Structure and Design of the temple
God said to Ezekiel, “If they are ashamed of all that they have done, make known to them the design and structure of the temple” (Ezek 43:10-11). God says we have to be ashamed of our sins, and come humbly before Him and confess our sins. When we do this God will show us the mysteries of Ezekiel’s Temple. Secondly, when we look at the tabernacle of the Old Testament there were no stairs however in Ezekiel’s Temple, there are many stairs. In the tabernacle there were the holy utensils however in Ezekiel’s Temple most of the holy utensils were not there. Why are there differences between the Tabernacle of the Old Testament and Ezekiel’s Temple?
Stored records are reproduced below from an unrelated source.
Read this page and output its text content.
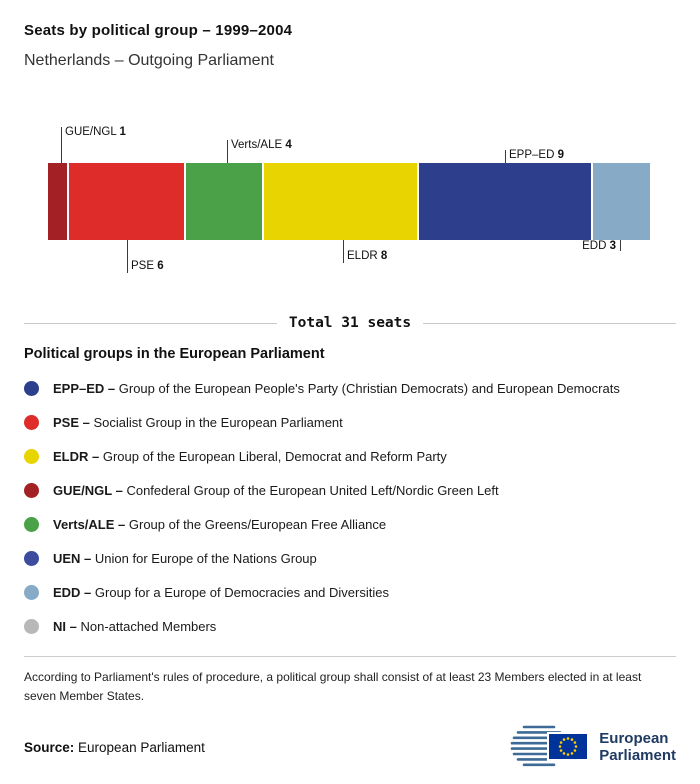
Seats by political group – 1999–2004
Netherlands – Outgoing Parliament
GUE/NGL 1
PSE 6
Verts/ALE 4
ELDR 8
EPP–ED 9
EDD 3
Total 31 seats
Political groups in the European Parliament
EPP–ED – Group of the European People's Party (Christian Democrats) and European Democrats
PSE – Socialist Group in the European Parliament
ELDR – Group of the European Liberal, Democrat and Reform Party
GUE/NGL – Confederal Group of the European United Left/Nordic Green Left
Verts/ALE – Group of the Greens/European Free Alliance
UEN – Union for Europe of the Nations Group
EDD – Group for a Europe of Democracies and Diversities
NI – Non-attached Members

According to Parliament's rules of procedure, a political group shall consist of at least 23 Members elected in at least seven Member States.

Source: European Parliament
European
Parliament
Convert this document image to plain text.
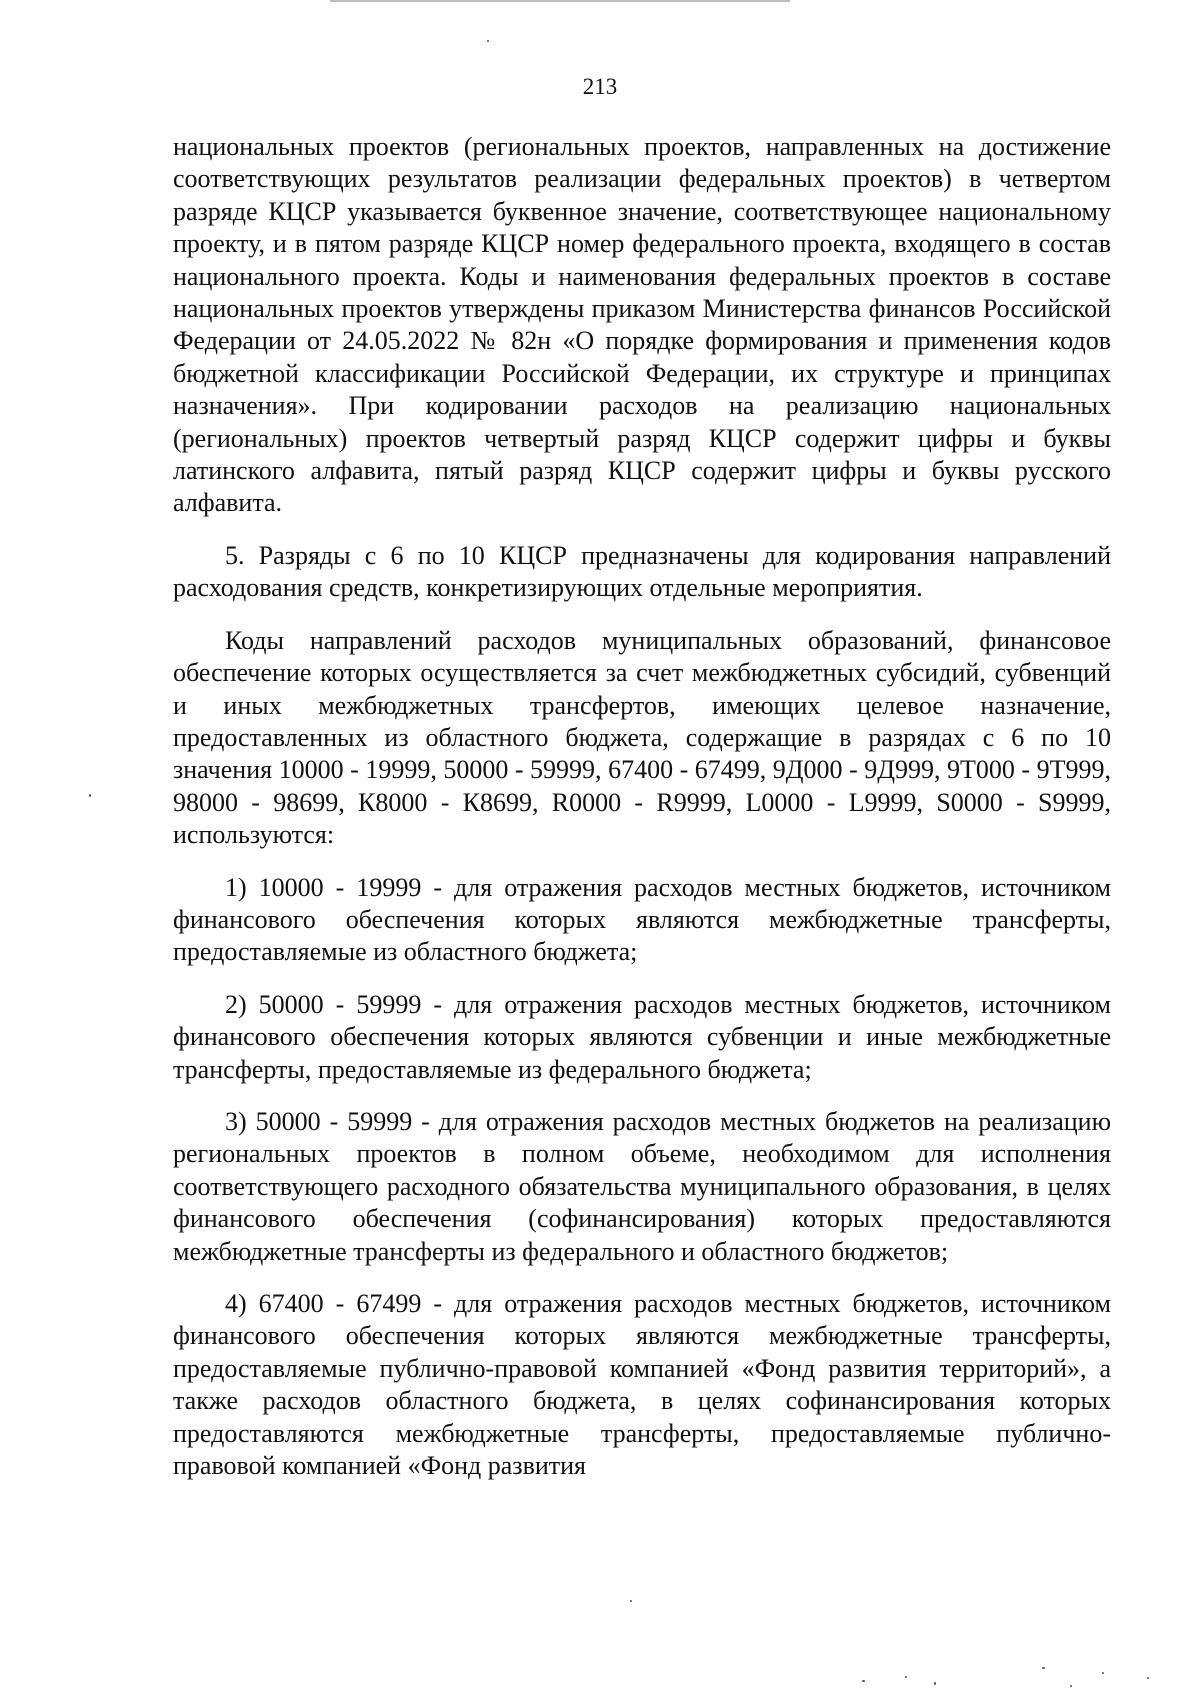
213

национальных проектов (региональных проектов, направленных на достижение соответствующих результатов реализации федеральных проектов) в четвертом разряде КЦСР указывается буквенное значение, соответствующее национальному проекту, и в пятом разряде КЦСР номер федерального проекта, входящего в состав национального проекта. Коды и наименования федеральных проектов в составе национальных проектов утверждены приказом Министерства финансов Российской Федерации от 24.05.2022 № 82н «О порядке формирования и применения кодов бюджетной классификации Российской Федерации, их структуре и принципах назначения». При кодировании расходов на реализацию национальных (региональных) проектов четвертый разряд КЦСР содержит цифры и буквы латинского алфавита, пятый разряд КЦСР содержит цифры и буквы русского алфавита.

5. Разряды с 6 по 10 КЦСР предназначены для кодирования направлений расходования средств, конкретизирующих отдельные мероприятия.

Коды направлений расходов муниципальных образований, финансовое обеспечение которых осуществляется за счет межбюджетных субсидий, субвенций и иных межбюджетных трансфертов, имеющих целевое назначение, предоставленных из областного бюджета, содержащие в разрядах с 6 по 10 значения 10000 - 19999, 50000 - 59999, 67400 - 67499, 9Д000 - 9Д999, 9Т000 - 9Т999, 98000 - 98699, К8000 - К8699, R0000 - R9999, L0000 - L9999, S0000 - S9999, используются:

1) 10000 - 19999 - для отражения расходов местных бюджетов, источником финансового обеспечения которых являются межбюджетные трансферты, предоставляемые из областного бюджета;

2) 50000 - 59999 - для отражения расходов местных бюджетов, источником финансового обеспечения которых являются субвенции и иные межбюджетные трансферты, предоставляемые из федерального бюджета;

3) 50000 - 59999 - для отражения расходов местных бюджетов на реализацию региональных проектов в полном объеме, необходимом для исполнения соответствующего расходного обязательства муниципального образования, в целях финансового обеспечения (софинансирования) которых предоставляются межбюджетные трансферты из федерального и областного бюджетов;

4) 67400 - 67499 - для отражения расходов местных бюджетов, источником финансового обеспечения которых являются межбюджетные трансферты, предоставляемые публично-правовой компанией «Фонд развития территорий», а также расходов областного бюджета, в целях софинансирования которых предоставляются межбюджетные трансферты, предоставляемые публично-правовой компанией «Фонд развития
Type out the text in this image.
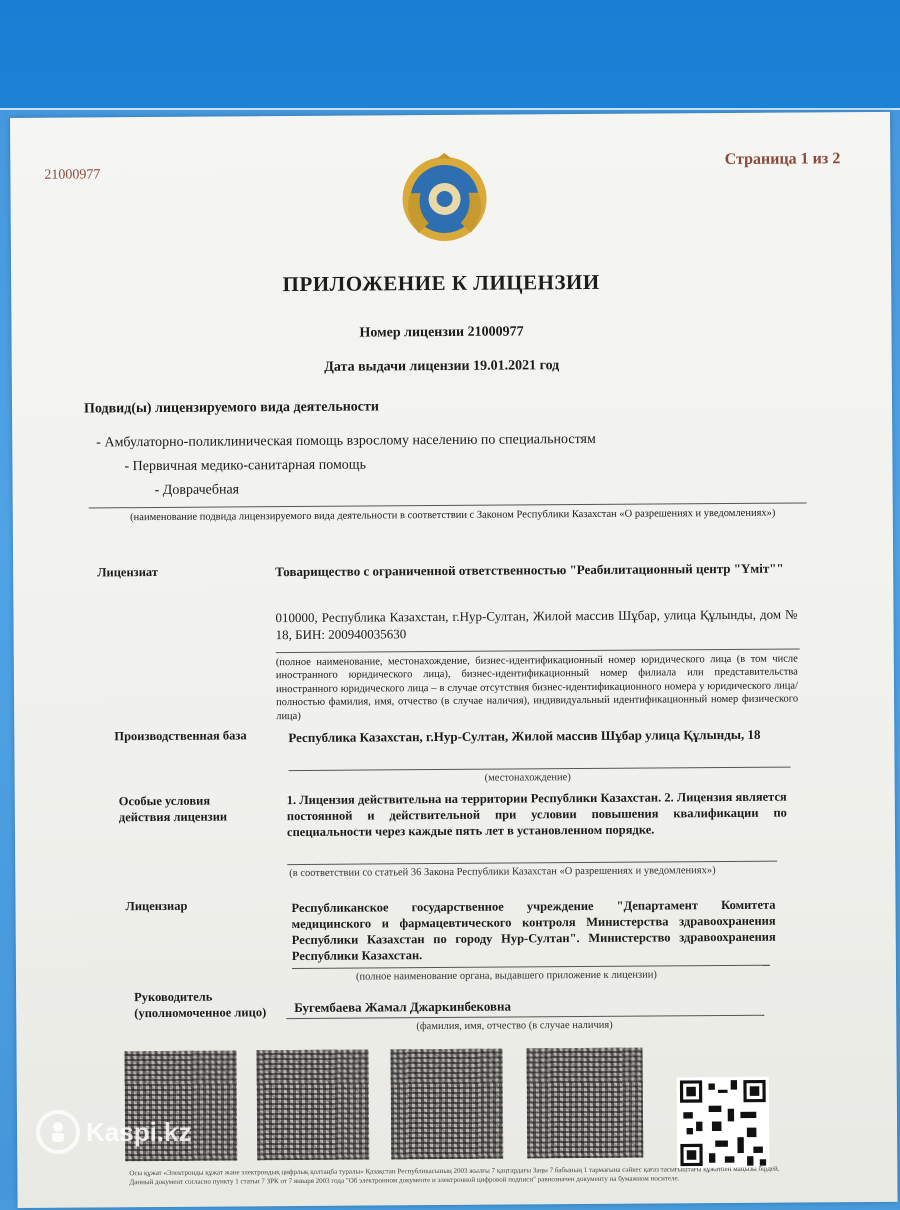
21000977
Страница 1 из 2
ПРИЛОЖЕНИЕ К ЛИЦЕНЗИИ
Номер лицензии 21000977
Дата выдачи лицензии 19.01.2021 год
Подвид(ы) лицензируемого вида деятельности
- Амбулаторно-поликлиническая помощь взрослому населению по специальностям
- Первичная медико-санитарная помощь
- Доврачебная
(наименование подвида лицензируемого вида деятельности в соответствии с Законом Республики Казахстан «О разрешениях и уведомлениях»)
Лицензиат	Товарищество с ограниченной ответственностью "Реабилитационный центр "Үміт""
010000, Республика Казахстан, г.Нур-Султан, Жилой массив Шұбар, улица Құлынды, дом № 18, БИН: 200940035630
(полное наименование, местонахождение, бизнес-идентификационный номер юридического лица (в том числе иностранного юридического лица), бизнес-идентификационный номер филиала или представительства иностранного юридического лица – в случае отсутствия бизнес-идентификационного номера у юридического лица/полностью фамилия, имя, отчество (в случае наличия), индивидуальный идентификационный номер физического лица)
Производственная база	Республика Казахстан, г.Нур-Султан, Жилой массив Шұбар улица Құлынды, 18
(местонахождение)
Особые условия действия лицензии
1. Лицензия действительна на территории Республики Казахстан. 2. Лицензия является постоянной и действительной при условии повышения квалификации по специальности через каждые пять лет в установленном порядке.
(в соответствии со статьей 36 Закона Республики Казахстан «О разрешениях и уведомлениях»)
Лицензиар	Республиканское государственное учреждение "Департамент Комитета медицинского и фармацевтического контроля Министерства здравоохранения Республики Казахстан по городу Нур-Султан". Министерство здравоохранения Республики Казахстан.
(полное наименование органа, выдавшего приложение к лицензии)
Руководитель (уполномоченное лицо)	Бугембаева Жамал Джаркинбековна
(фамилия, имя, отчество (в случае наличия)
Осы құжат «Электронды құжат және электрондық цифрлық қолтаңба туралы» Қазақстан Республикасының 2003 жылғы 7 қаңтардағы Заңы 7 бабының 1 тармағына сәйкес қағаз тасығыштағы құжатпен маңызы бірдей. Данный документ согласно пункту 1 статьи 7 ЗРК от 7 января 2003 года "Об электронном документе и электронной цифровой подписи" равнозначен документу на бумажном носителе.
Kaspi.kz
Ezekiel’s Temple is the message of the end time therefore this is a timely Word for those living in the end. When we compare the Tabernacle to Ezekiel’s Temple, the Tabernacle was built starting from the most holy place. Thus, the tabernacle of the Old Testament was built and erected starting from the inside (Exod 40). The temple that God surely wants to build is our hearts and through the Tabernacle, God is showing us that the temple begins inside first, and being born again, thus a renewal of our hearts and minds. We must be born again of the Word and of the Holy Spirit in order to see the kingdom of God. (John 3:1-8). In terms of Ezekiel’s Temple, God showed prophet Ezekiel the temple starting from outside the wall and then to the inside. Ezekiel’s Temple was built by God and not by man and God is showing us that salvation is based upon the blood of Jesus Christ but we must mature in Christ Jesus and abide in Him. In other words, the deeper our relationship with God the more holiness and godliness God requires of us. We must not stay at the same level in our lives of faith but we must mature and grow in respect to our salvation and move into a deeper relationship with Him.
Conclusion: When it comes to the measurements of the temple the “hand of God” is the standard and in His hand was a measuring rod which equals six cubits (Ezek 1:1-3; 40:4-5). These are six long cubits for each has another hand breadth added to it. The standard cubit has a total of six hand-breadths however the long cubit has a total of seven hand-breadths. Therefore, when we multiply six times seven, it totals 42 hand-breadths altogether. The number 42 represents the completion of the Word, the 42 camp sites in the wilderness journey and the 42 generations in the genealogy of Jesus Christ. Thus, the number 42 represents the fulfillment of the Word and it is based on God’s measurement and His standard. When we complete our temple, it will be exactly according to God’s measurement; and the consummated and perfected eternal Jerusalem will be according to God’s measurement. Therefore God’s measurements and human’s measurements will be the same because it is perfect and eternal. This is the hope that God has given to us for we have to examine ourselves and repent and measure ourselves according to God’s standard. And when we are perfected the human standard will match God’s standard and we’ll be perfected into the perfect temple together. So therefore, may we all become Ezekiel’s Temple at Shiloh as we are being built together as a temple in the Lord (Eph 2:20-22). Individually we are a temple but we are also collectively the temple and we have to become fitted together and built up in the Lord.